Nach dem Gießen, Abkühlen und Entfernen der Gussform landen die Propeller-Rohlinge, die mitunter mehr als 65 Tonnen wiegen, in der mechanischen Fertigung von MMG. Erste Station ist ein Schwerlast-Drehteller in Reichweite des Roboters. Dort werden die Gussteile zunächst vermessen.

„Ein wichtiger Schritt, denn nach dem Guss haben die Propeller bei weitem nicht die vorberechneten Maße“, erklärt Michael Beuster, der das Aufmesser-Team leitet. Stellenweise müssen bis zu 14 Millimeter Material abgetragen werden.

Um genau zu wissen, wo und wie viel abzuschleifen ist, erstellen der 33-jährige Beuster und seine Leute mit modernen Verfahren wie optischer Vermessung mit Lichtraster und Fotogrammetrie ein topografisches Abbild von jedem Propeller. Bis zu 20 Millionen Daten werden so erzeugt, die als „Punktwolke“ auf dem Computer sichtbar werden.

Die „Datensammlung“ geht nach der Vermessung an Reymond Tietz. Der hatte früher die Aufgabe, „auf dem gesamten Propeller bis zu 1.000 Bohrungen zu setzen“ – alles per Hand, versteht sich.

Eine anspruchsvolle und anstrengende Arbeit, aber enorm wichtig. Denn die Tiefe jeder Bohrung zeigt in der weiteren mechanischen Bearbeitung an, „was runter muss bis zur optimalen Form“, so Tietz.

Von Fraunhofer-Experten in Rostock entwickelt

Diese Aufgabe hat nun der Roboter übernommen. Er wurde im Rostocker Fraunhofer-Anwendungszentrum Großstrukturen in der Produktionstechnik (AGP) für diese Aufgabe spezifiziert und für einen Langzeittest bei MMG installiert.
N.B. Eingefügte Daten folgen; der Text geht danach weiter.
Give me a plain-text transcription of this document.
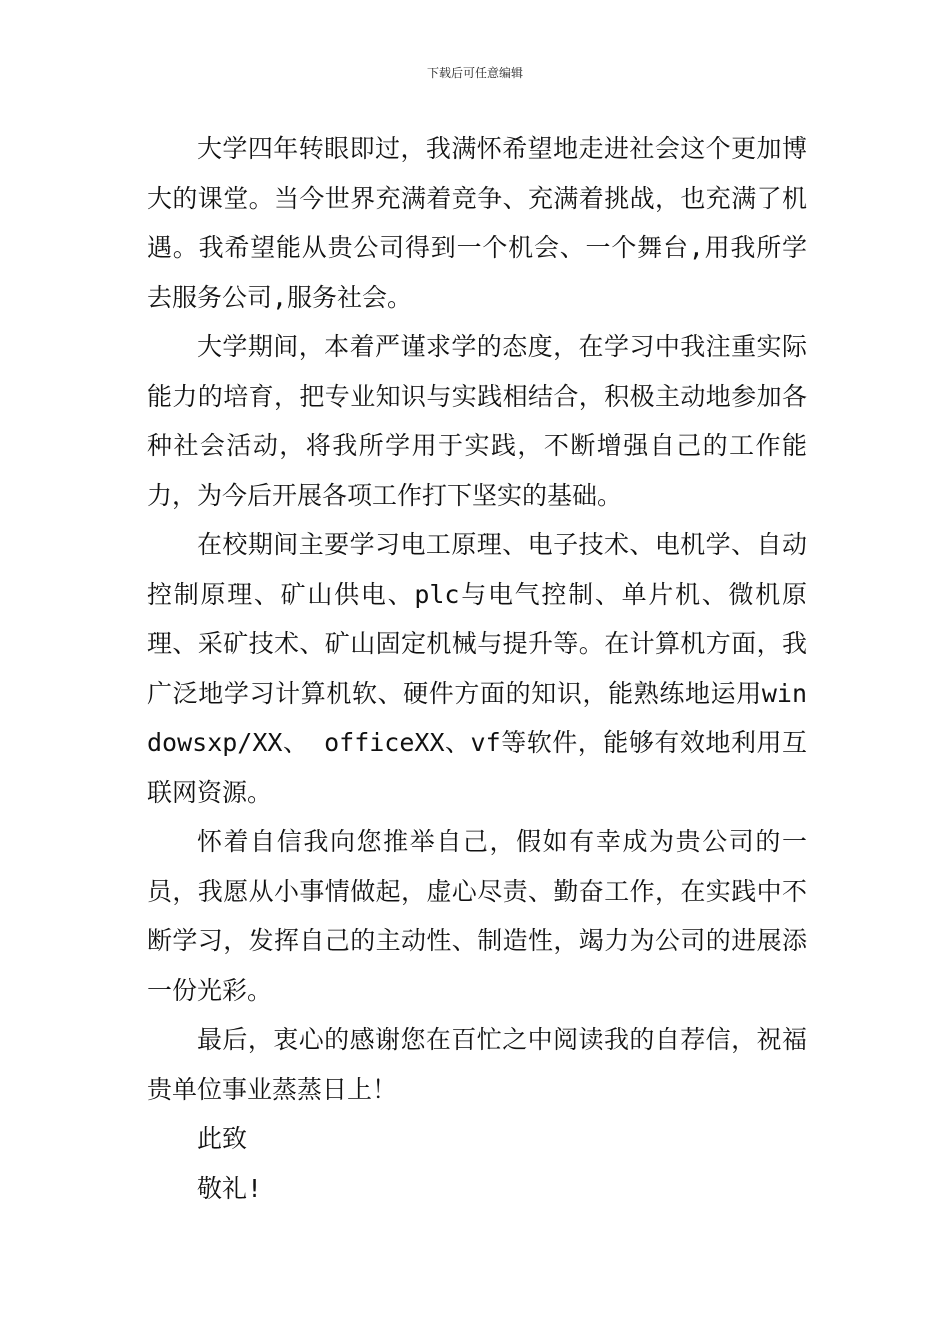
下载后可任意编辑

大学四年转眼即过，我满怀希望地走进社会这个更加博大的课堂。当今世界充满着竞争、充满着挑战，也充满了机遇。我希望能从贵公司得到一个机会、一个舞台,用我所学去服务公司,服务社会。

大学期间，本着严谨求学的态度，在学习中我注重实际能力的培育，把专业知识与实践相结合，积极主动地参加各种社会活动，将我所学用于实践，不断增强自己的工作能力，为今后开展各项工作打下坚实的基础。

在校期间主要学习电工原理、电子技术、电机学、自动控制原理、矿山供电、plc与电气控制、单片机、微机原理、采矿技术、矿山固定机械与提升等。在计算机方面，我广泛地学习计算机软、硬件方面的知识，能熟练地运用windowsxp/XX、 officeXX、vf等软件，能够有效地利用互联网资源。

怀着自信我向您推举自己，假如有幸成为贵公司的一员，我愿从小事情做起，虚心尽责、勤奋工作，在实践中不断学习，发挥自己的主动性、制造性，竭力为公司的进展添一份光彩。

最后，衷心的感谢您在百忙之中阅读我的自荐信，祝福贵单位事业蒸蒸日上！

此致

敬礼!
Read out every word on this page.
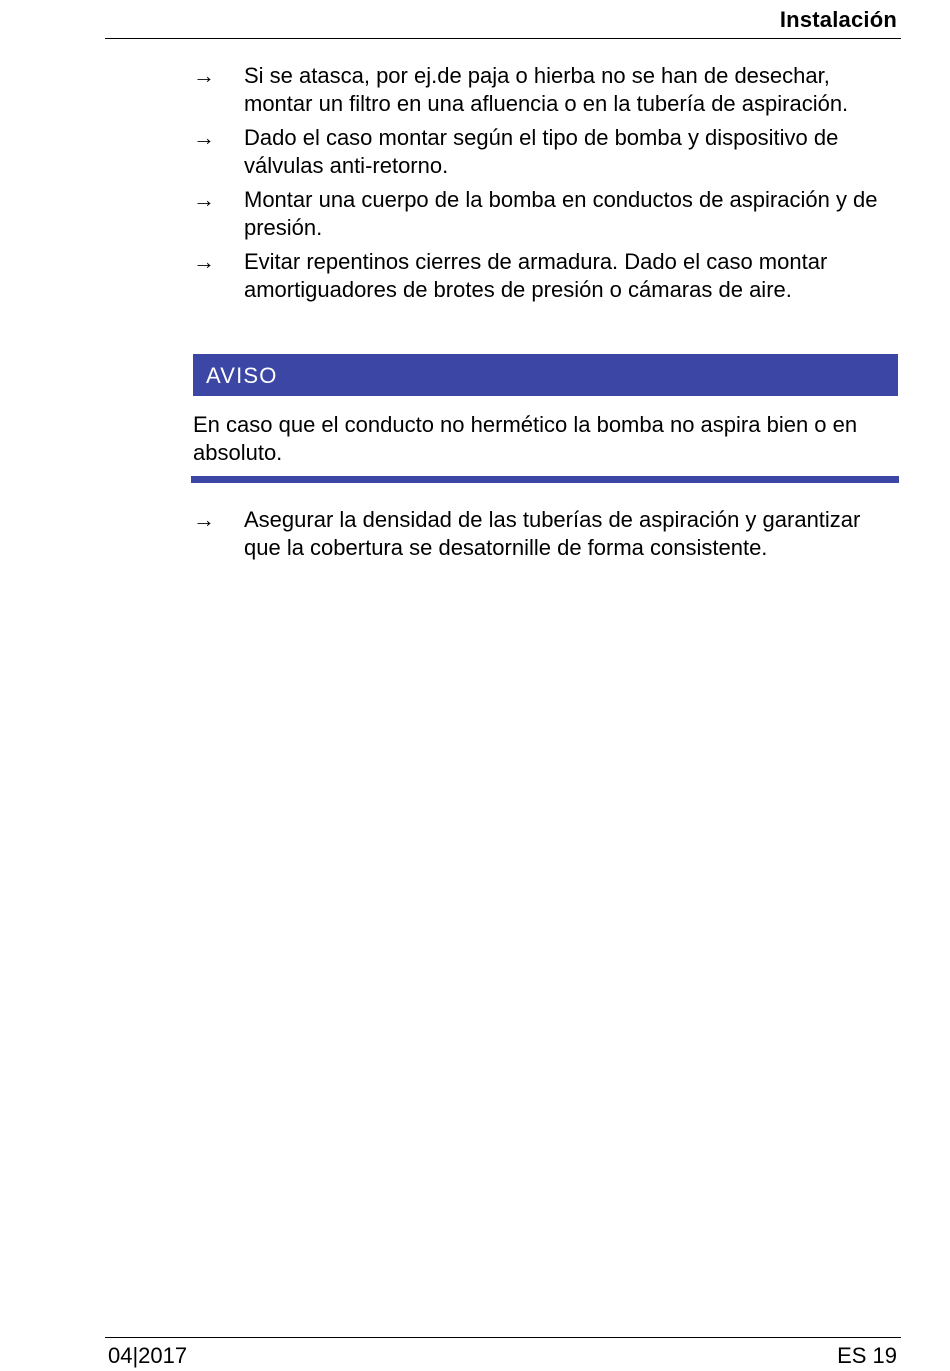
Instalación
→	Si se atasca, por ej.de paja o hierba no se han de desechar, montar un filtro en una afluencia o en la tubería de aspiración.
→	Dado el caso montar según el tipo de bomba y dispositivo de válvulas anti-retorno.
→	Montar una cuerpo de la bomba en conductos de aspiración y de presión.
→	Evitar repentinos cierres de armadura. Dado el caso montar amortiguadores de brotes de presión o cámaras de aire.
AVISO
En caso que el conducto no hermético la bomba no aspira bien o en absoluto.
→	Asegurar la densidad de las tuberías de aspiración y garantizar que la cobertura se desatornille de forma consistente.
04|2017	ES 19
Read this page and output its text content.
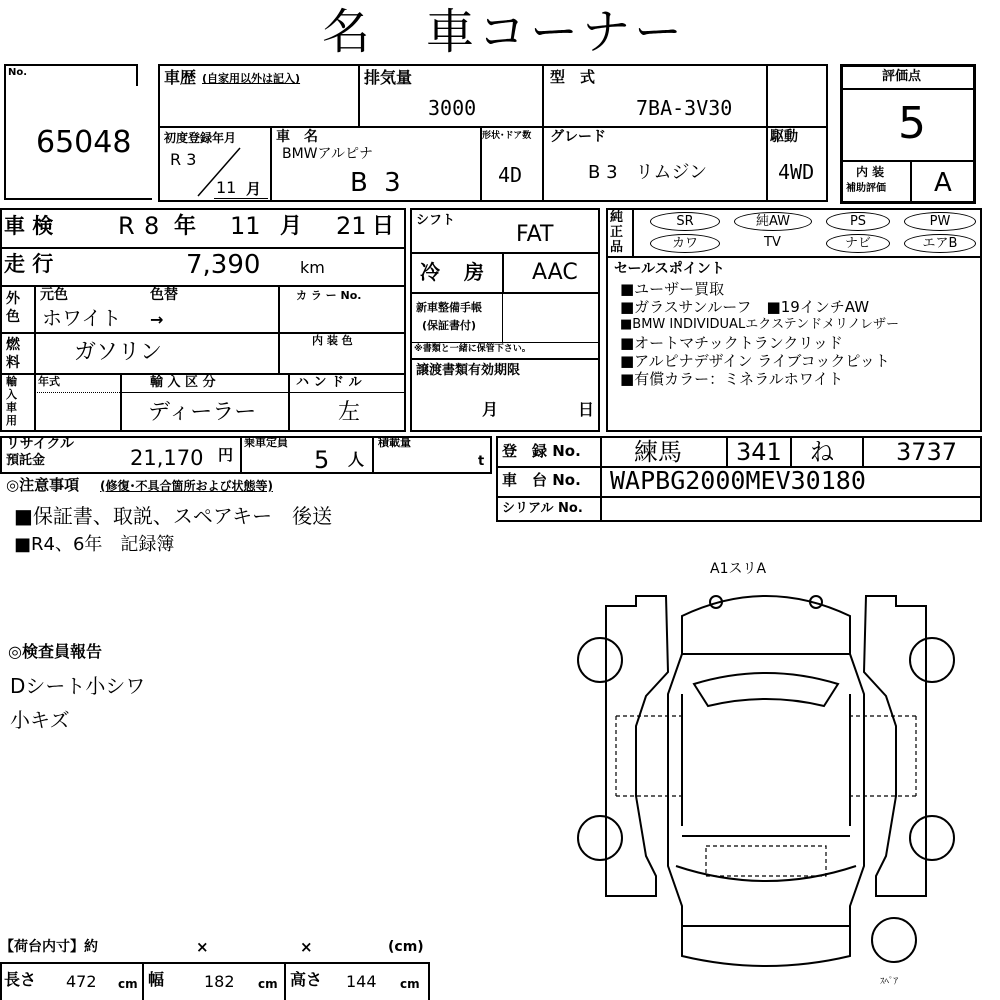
名　車コーナー
No.
65048
車歴 (自家用以外は記入)	排気量
3000
型　式
7BA-3V30
初度登録年月
R 3
11 月
車　名
BMWアルピナ
B 3
形状･ドア数
4D
グレード
B 3　リムジン
駆動
4WD
評価点
5
内 装
補助評価 A
車 検	R 8 年 11 月 21 日
走 行	7,390 km
外色
元色	色替
ホワイト →
カ ラ ー No.
燃料	ガソリン	内 装 色
輸入車用
年式	輸 入 区 分
ディーラー
ハ ン ド ル
左
シフト
FAT
冷　房 AAC
新車整備手帳
(保証書付)
※書類と一緒に保管下さい。
譲渡書類有効期限
月	日
純正品
SR	純AW	PS	PW
カワ	TV	ナビ	エアB
セールスポイント
■ユーザー買取
■ガラスサンルーフ　■19インチAW
■BMW INDIVIDUALエクステンドメリノレザー
■オートマチックトランクリッド
■アルピナデザイン ライブコックピット
■有償カラー：ミネラルホワイト
リサイクル
預託金	21,170 円
乗車定員
5 人
積載量
t
登　録 No. 練馬 341 ね	3737
車　台 No. WAPBG2000MEV30180
シリアル No.
◎注意事項 (修復･不具合箇所および状態等)
■保証書、取説、スペアキー　後送
■R4、6年　記録簿
◎検査員報告
Dシート小シワ
小キズ
A1スリA
ｽﾍﾟｱ
【荷台内寸】約	×	×	(cm)
長さ 472 cm 幅 182 cm 高さ 144 cm
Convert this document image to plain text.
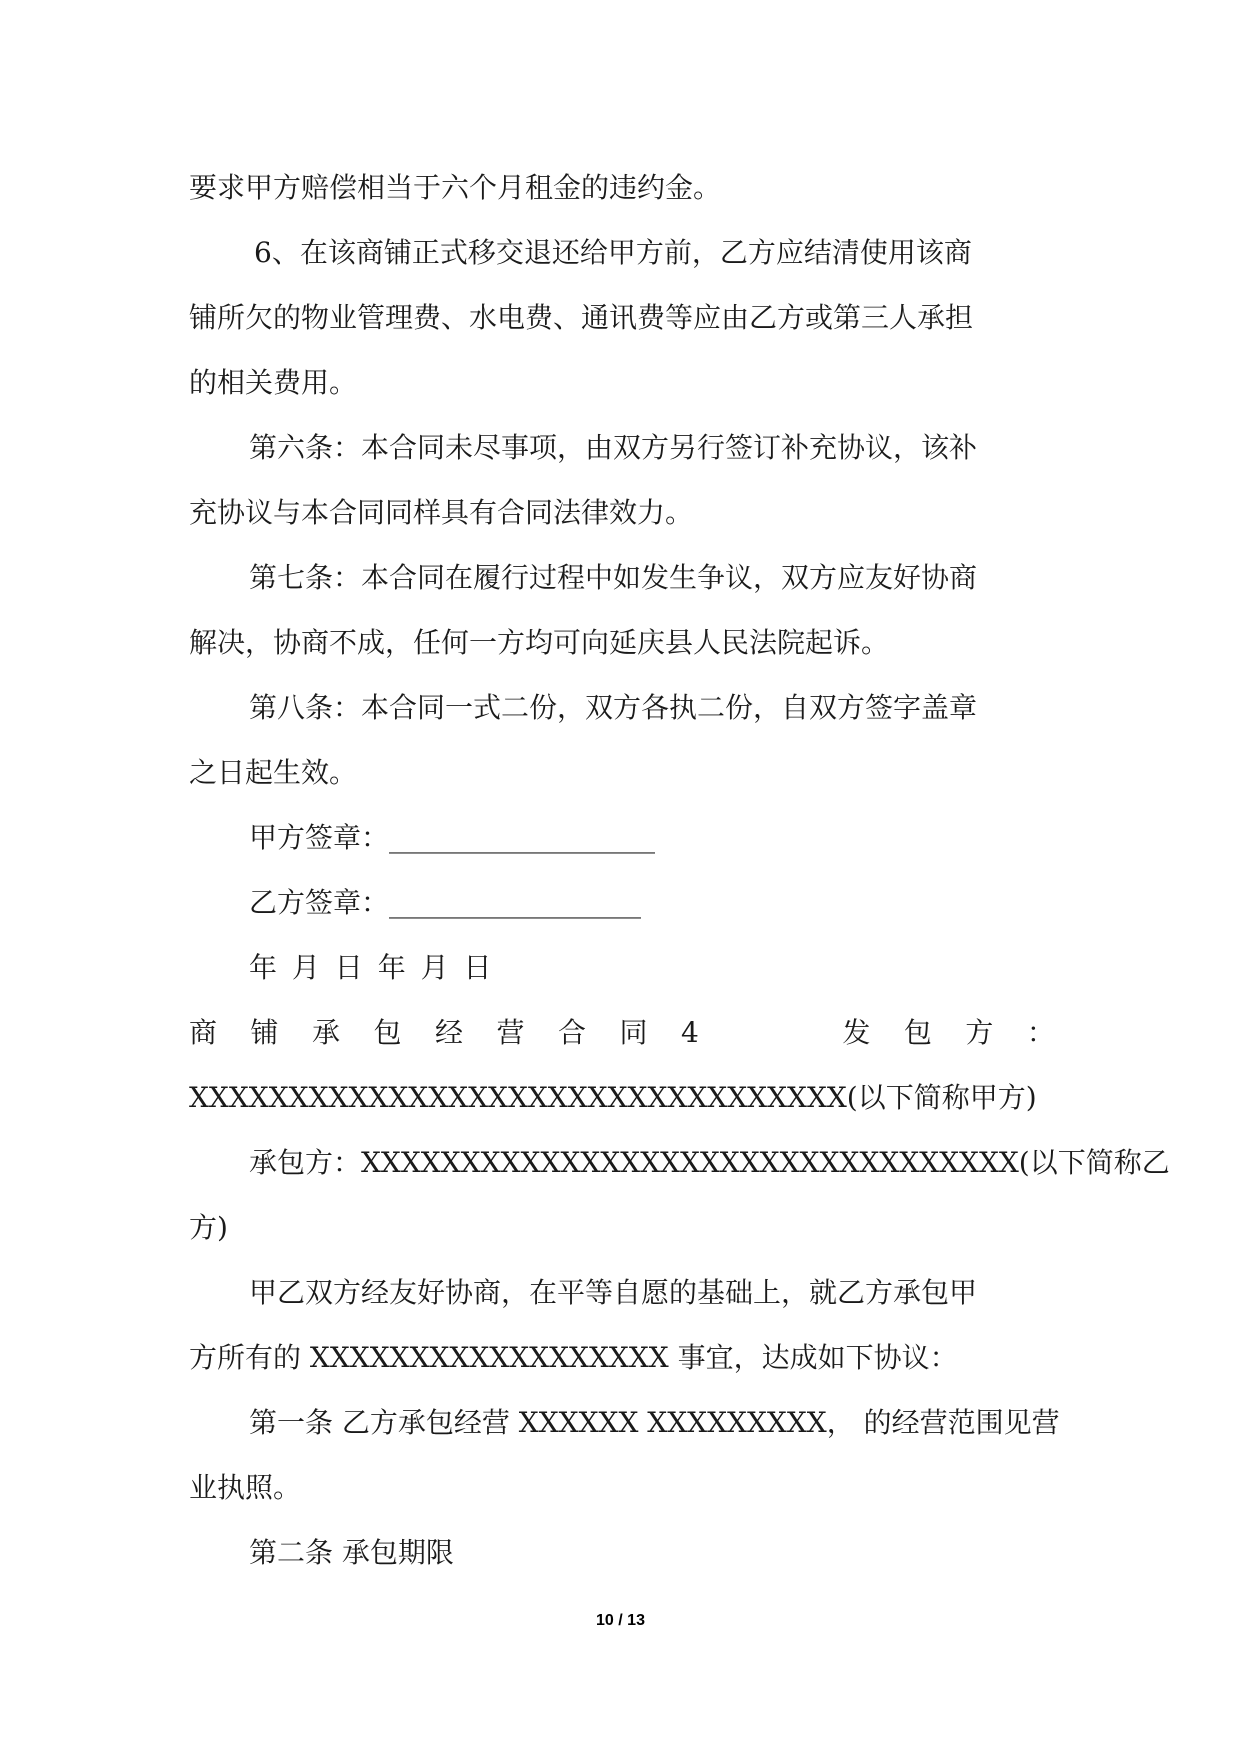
要求甲方赔偿相当于六个月租金的违约金。
6、在该商铺正式移交退还给甲方前，乙方应结清使用该商
铺所欠的物业管理费、水电费、通讯费等应由乙方或第三人承担
的相关费用。
第六条：本合同未尽事项，由双方另行签订补充协议，该补
充协议与本合同同样具有合同法律效力。
第七条：本合同在履行过程中如发生争议，双方应友好协商
解决，协商不成，任何一方均可向延庆县人民法院起诉。
第八条：本合同一式二份，双方各执二份，自双方签字盖章
之日起生效。
甲方签章：___________________
乙方签章：__________________
年 月 日 年 月 日
商 铺 承 包 经 营 合 同 4	发 包 方 ：
XXXXXXXXXXXXXXXXXXXXXXXXXXXXXXXXX(以下简称甲方)
承包方：XXXXXXXXXXXXXXXXXXXXXXXXXXXXXXXXX(以下简称乙
方)
甲乙双方经友好协商，在平等自愿的基础上，就乙方承包甲
方所有的 XXXXXXXXXXXXXXXXXX 事宜，达成如下协议：
第一条 乙方承包经营 XXXXXX XXXXXXXXX， 的经营范围见营
业执照。
第二条 承包期限
10 / 13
Das knallig-gelbe Gerät ähnelt einem kräftigen Kranausleger, der auf einem dicken runden Fuß steht. Von den Rostocker Erbauern um Professor Martin-Christoph Wanner wurde er so konstruiert, dass sein Arm jeden relevanten Punkt der riesigen Propeller erreichen kann. Laut Wanner gibt es weltweit keinen elektrisch angetriebenen Industrieroboter, der größer ist.

Allerdings ist auch er auf menschliche Hilfe angewiesen. Bevor der Roboter loslegen kann, muss Reymond Tietz die Daten der Aufmessung direkt in die Steuerung eingeben, anschließend überwacht er nur noch die Arbeit des Geräts.

Assistiert wird dem computergestützten Anbohrroboter von einem Lasertracker. Dieser gleicht über Spiegelreflektoren, von denen jeweils drei auf jedem Propellerflügel angebracht sind, die genaue Position permanent ab, da die Schiffsschraube während der gesamten Prozedur mehrmals gedreht werden muss.

Der kleinste Fehler kann fatale Folgen haben

Der Bohrkopf des riesigen Industrieroboters erinnert an einen Landeapparat aus der Raumfahrt. Mit einem vernehmlichen Zischen von Luftdüsen, die das Bohrfeld von den Spänen freipusten, nähern sich drei tellergroße Saugnäpfe der Oberfläche des Propellers. Haben sie aufgesetzt, halten sie den Bohrkopf fest, während ein Fünf-Millimeter-Bohrer in das Material eindringt.

Wie tief, ist eine Sache von Zehntelmillimetern. „Der Roboter arbeitet so extrem genau, das würde ich von Hand nie hinbekommen, und schon gar nicht in der Zeit“, zeigt sich Bediener Tietz beeindruckt und erleichtert, dass er diesen Job nicht mehr machen muss. Die 1.000 Anbohrungen bewältigt der Roboter in der halben Zeit wie einst Tietz und Co.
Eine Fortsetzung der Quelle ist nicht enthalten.